Wealthy suburban school districts lack the academic heft many believe they have, according to the Global Report Card 2.0. The updated 2012 findings match the 2011 edition’s conclusion: Even the best U.S. school districts rate mediocre when compared to international peers.
“Suburbanites falsely believe that education reform has nothing to do with them,” said GRC coauthor Jay Greene, head of the University of Arkansas’ department of education reform. “I want suburbanites to understand that quite often the problems of the education system are found in the suburbs, and therefore education reforms are something we all have to be interested in.”
For example, Montgomery School District, which has five of Maryland’s top-performing schools, ranks in the 66th percentile for math, when compared to the rest of the country. This means the average Montgomery student performs better than 66 percent of his U.S. peers. Compare the district to the world, however, and its performance drops to the 57th percentile.
In only 9 percent of U.S. districts did the average student rank in the top third internationally.
The GRC uses the latest international test score data to compare U.S. students in every school district with their foreign peers in reading and math. It includes an interactive online map  where parents and taxpayers can see how their local school district stacks up.
‘Losing the Brain Race’
These results demonstrate the United States is “losing the brain race” with other countries, says Lance Izumi, director of education studies at the Pacific Research Institute.
“Even though America is an economic superpower now, that doesn’t mean that in the future we’re going to keep that stature,” he said.
Suburban parents shouldn’t sit comfortable believing their children are getting a good education based on statewide or even national comparisons, Greene said.
The mental and academic ability of a country’s students directly correlates with its future prosperity, says Eric Hanushek, a Stanford University economist who has conducted well-regarded research on education and economics.
“We are becoming much more an integrated, international world where people compete across national boundaries all the time. We’re in an age where skills and human capital are what determine who’s going to do well,” he said.
Implications for Reform
Greene refrained from recommending specific policies to address the deficiencies his work revealed, as many reform ideas are divisive. His main goal is for Americans to acknowledge the problem so districts, policymakers, and reformers can work toward a solution.

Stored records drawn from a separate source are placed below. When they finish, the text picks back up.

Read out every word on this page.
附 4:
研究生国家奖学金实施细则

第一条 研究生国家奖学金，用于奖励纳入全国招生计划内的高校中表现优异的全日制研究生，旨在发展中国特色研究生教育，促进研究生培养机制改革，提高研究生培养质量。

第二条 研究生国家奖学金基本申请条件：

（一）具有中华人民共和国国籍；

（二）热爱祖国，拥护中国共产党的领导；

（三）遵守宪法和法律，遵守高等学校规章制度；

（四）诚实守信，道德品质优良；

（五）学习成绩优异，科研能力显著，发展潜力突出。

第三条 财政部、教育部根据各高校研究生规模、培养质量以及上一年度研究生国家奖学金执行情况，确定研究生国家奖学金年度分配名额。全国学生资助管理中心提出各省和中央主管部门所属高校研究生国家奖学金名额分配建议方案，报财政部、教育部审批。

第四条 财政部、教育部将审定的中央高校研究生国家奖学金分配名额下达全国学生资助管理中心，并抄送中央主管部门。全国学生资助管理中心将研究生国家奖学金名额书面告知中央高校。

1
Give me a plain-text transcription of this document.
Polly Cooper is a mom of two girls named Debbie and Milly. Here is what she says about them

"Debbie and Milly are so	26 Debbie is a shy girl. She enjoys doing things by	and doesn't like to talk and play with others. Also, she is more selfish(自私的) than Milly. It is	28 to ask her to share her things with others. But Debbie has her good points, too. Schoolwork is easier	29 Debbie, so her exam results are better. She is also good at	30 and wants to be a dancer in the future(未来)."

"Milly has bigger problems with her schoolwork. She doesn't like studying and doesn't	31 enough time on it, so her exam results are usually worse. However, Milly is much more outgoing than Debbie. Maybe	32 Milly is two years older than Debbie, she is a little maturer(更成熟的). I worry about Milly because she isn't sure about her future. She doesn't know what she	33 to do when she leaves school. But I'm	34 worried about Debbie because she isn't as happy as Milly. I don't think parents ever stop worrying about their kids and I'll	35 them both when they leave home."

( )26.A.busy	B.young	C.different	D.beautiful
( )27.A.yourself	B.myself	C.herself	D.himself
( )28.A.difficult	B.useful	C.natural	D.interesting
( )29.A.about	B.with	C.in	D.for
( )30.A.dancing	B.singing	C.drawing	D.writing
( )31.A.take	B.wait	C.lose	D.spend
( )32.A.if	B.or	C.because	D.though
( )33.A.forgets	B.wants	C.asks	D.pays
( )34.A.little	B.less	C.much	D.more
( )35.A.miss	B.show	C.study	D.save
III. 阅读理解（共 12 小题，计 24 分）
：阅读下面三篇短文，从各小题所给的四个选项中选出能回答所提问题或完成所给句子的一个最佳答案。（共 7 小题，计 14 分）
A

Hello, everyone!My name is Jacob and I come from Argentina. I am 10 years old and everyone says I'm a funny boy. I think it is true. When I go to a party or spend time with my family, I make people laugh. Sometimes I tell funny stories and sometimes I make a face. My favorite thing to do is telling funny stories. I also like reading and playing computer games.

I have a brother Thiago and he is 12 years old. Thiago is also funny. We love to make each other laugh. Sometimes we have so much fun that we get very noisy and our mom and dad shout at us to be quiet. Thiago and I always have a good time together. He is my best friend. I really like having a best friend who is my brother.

School districts “almost universally” ignore international comparisons, Hanushek said, because “the news isn’t very good for them, and they don’t like to have bad news.”
Hanushek suggests districts and lawmakers should work to improve teacher quality because it has a major effect on student achievement.
“Effective school systems don’t let bad teachers stay in the classroom for long,” he said, noting education systems in other countries. “They might find ways to improve the teachers. They might find ways to move them to other jobs, but one way or another, they keep from having bad teachers in the classroom for very long.”
Union contracts prevent thousands of schools from removing poor and mediocre teachers, he said.
“[Districts are] constrained by teachers’ contracts and state laws and numerous other things from making decisions on the teachers in their district, but that’s what they need to do,” Hanushek said.
Students using school choice programs, such as vouchers, do better academically, Izumi noted, and expanding that opportunity to more children would help the country economically.
“We won’t see the effects economically for some time, but we will see them, and that means we have to address [the need for reforms] now, before it’s too late,” Greene said.